Chiou Laboratory

Our Research

Unlike most other solid cancers, pancreatic cancer has been among one of the deadliest in decades. The goal of our lab is to fundamentally understand how cancer progresses within the unique microenvironment it creates. Specifically, we are interested in the hypoxic feature in tumor and how it enforces a selective pressure to generate the fittest or most aggressive states. We implement one of the most sophisticated, genetically engineered mouse (GEM) models that allow us to precisely recapitulate the molecular events that drive disease progression in humans. Cancer of these GEM models develop in its natural contexts and have gone through very similar checkpoints as in human disease. Therefore, it is an invaluable tool for the discovery of novel mechanisms of pancreatic cancer progression.

Our first research program is designed to understand how hypoxia drives pancreatic cancer progression. We will use the CRISPR/Cas9 method to identify genes that play essential roles in the survival of cancer cells under the hypoxic condition as well as the adoption of a metastatic phenotype. Combined with both transcriptomic and chromatin accessibility information, we can start to build a comprehensive picture about how cancer cells cope with intratumoral hypoxia and become increasingly metastatic.

In the light of the recent success in immunotherapy against cancer, we seek to understand why a sizable proportion of patients don’t respond to the immune checkpoint blockade. The basic assumption is that, through immune checkpoint blockade, the rejuvenated adaptive immunity must recognize tumor-specific antigens for the intervention to work. However, very little is known about the antigen specificities of tumor-infiltrating T cells. A better understanding of the specificity landscape of tumor-infiltrating T cells can help us improve the current therapeutic strategies with immune checkpoint inhibitors.

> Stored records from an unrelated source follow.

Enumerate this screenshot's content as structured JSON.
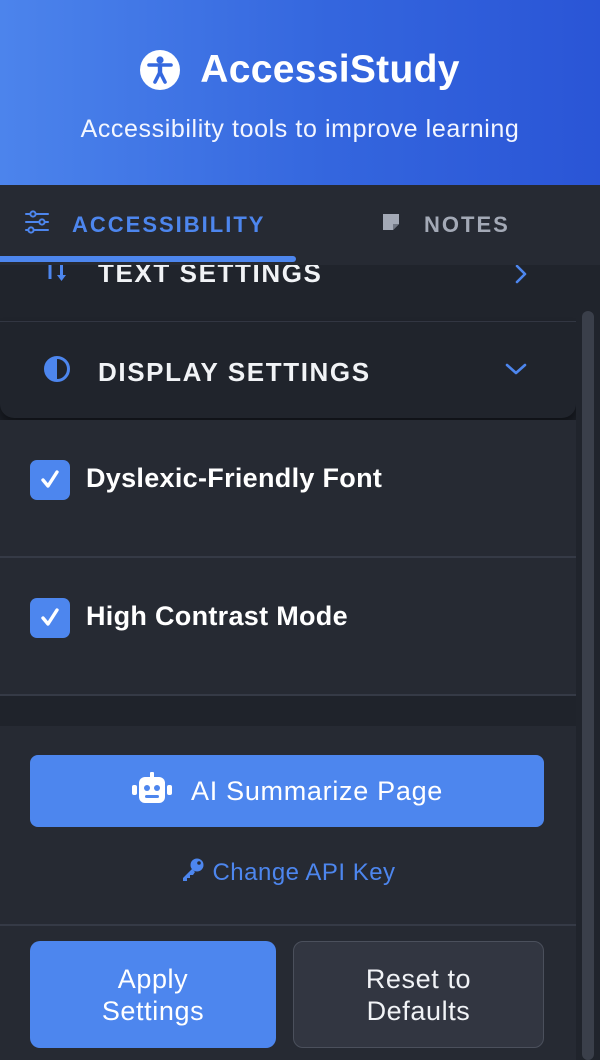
{
  "header": {
    "title": "AccessiStudy",
    "subtitle": "Accessibility tools to improve learning",
    "icon": "accessibility-person-icon"
  },
  "tabs": [
    {
      "label": "ACCESSIBILITY",
      "icon": "sliders-icon",
      "active": true
    },
    {
      "label": "NOTES",
      "icon": "sticky-note-icon",
      "active": false
    }
  ],
  "sections": {
    "text_settings": {
      "label": "TEXT SETTINGS",
      "icon": "text-size-icon",
      "expanded": false
    },
    "display_settings": {
      "label": "DISPLAY SETTINGS",
      "icon": "contrast-icon",
      "expanded": true
    }
  },
  "options": [
    {
      "label": "Dyslexic-Friendly Font",
      "checked": true
    },
    {
      "label": "High Contrast Mode",
      "checked": true
    }
  ],
  "ai": {
    "summarize_label": "AI Summarize Page",
    "change_api_label": "Change API Key"
  },
  "footer": {
    "apply_label": "Apply\nSettings",
    "reset_label": "Reset to\nDefaults"
  },
  "colors": {
    "accent": "#4d86ee",
    "header_gradient_start": "#4c84ec",
    "header_gradient_end": "#2a55d6",
    "panel": "#262a33",
    "background": "#1b1f27"
  }
}
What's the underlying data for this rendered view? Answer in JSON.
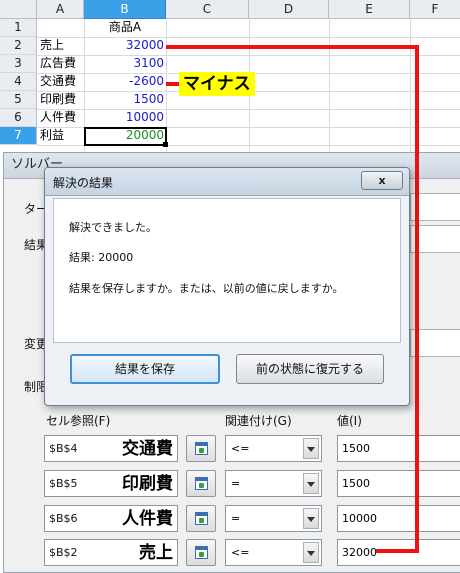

Our second research program starts with massive profiling of the repertoires of tumor-infiltrating T cells in various solid cancer types. Our inhouse bioinformatic tools will prioritize candidate T cell clones that are inferred to be specific to potential tumor antigens with likely human leukocyte antigen (HLA) restriction. We will use yeast libraries displaying a given HLA loaded with up to 10^8-10^9 diverse peptides in order to initially identify mimotopes (mimetics + epitopes) that resemble the cognate antigens for the candidate T cell clones. The superior diversity of the yeast display libraries allows us to identify multiple mimotopes, some of which can potentially map to multiple, cross-reacted antigens. This effort will not only help us catalog a comprehensive T cell specificity landscape in cancer, but also lead to the identification of novel, shared tumor antigens.